Kemi Badenoch elected leader of UK’s Conservative Party

Kemi Badenoch

Former UK secretary of state for international trade Kemi Badenoch on Saturday won the vote to become the UK Conservatives’ new leader.

She replaces Rishi Sunak who quit after the party’s poor showing in July’s general election.

Badenoch, 44, came out on top in the two-horse race with former immigration minister Robert Jenrick, winning 57 percent of the votes of party members.

She said that becoming party leader was an “enormous honour”, but that “the task that stands before us is tough”.

“We have to be honest about the fact we made mistakes” and “let standards slip,” she said.

“It is time to get down to business, it is time to renew,” she added.

Badenoch now faces the daunting task of reuniting a divided and weakened party that was emphatically ousted from power in July after 14 years in charge.

She becomes the official leader of the opposition and will face off against Labour’s Keir Starmer in the House of Commons every Wednesday for the traditional Prime Minister’s Questions.

However, she will be leading a much-reduced cohort of Tory MPs in the chamber following the party’s dismal election showing.

Badenoch will be expected to plot a strategy to regain public trust while stemming the flow of support to the right-wing Reform UK party, led by Brexit figurehead Nigel Farage.

Having campaigned on a right-wing platform, she also faces the prospect of future difficulties within the ranks of Tory lawmakers, which includes many centrists.

She was born in London to Nigerian parents and raised in Lagos.

In July 2022, she said she left Nigeria in search of a better life after she saw how politicians in Africa’s most populous country fail to serve the public.
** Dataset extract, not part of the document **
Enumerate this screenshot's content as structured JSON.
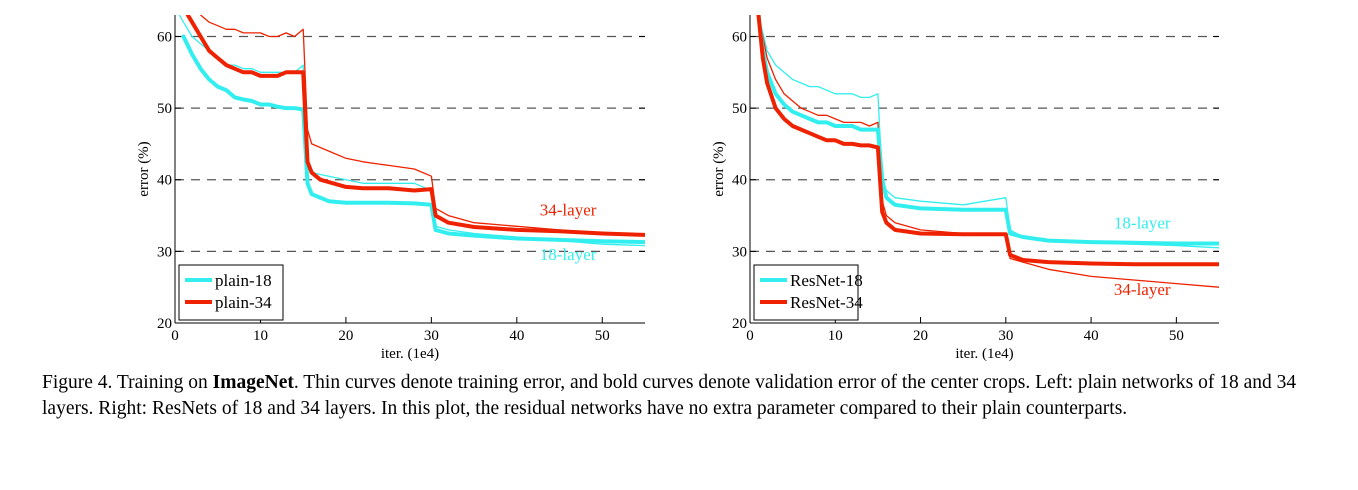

“I’m ambitious for our party and our country. I chose to become a conservative MP to serve and I chose this country because here, I can be free and I can be everything that I wanted to be.

“I grew up in Nigeria and I saw firsthand when politicians are in it for themselves. When they use private money as their piggybanks, when they promise the earth and they pollute not just the earth but the whole political atmosphere with their failure to serve others,” she said while campaigning to be UK prime minister.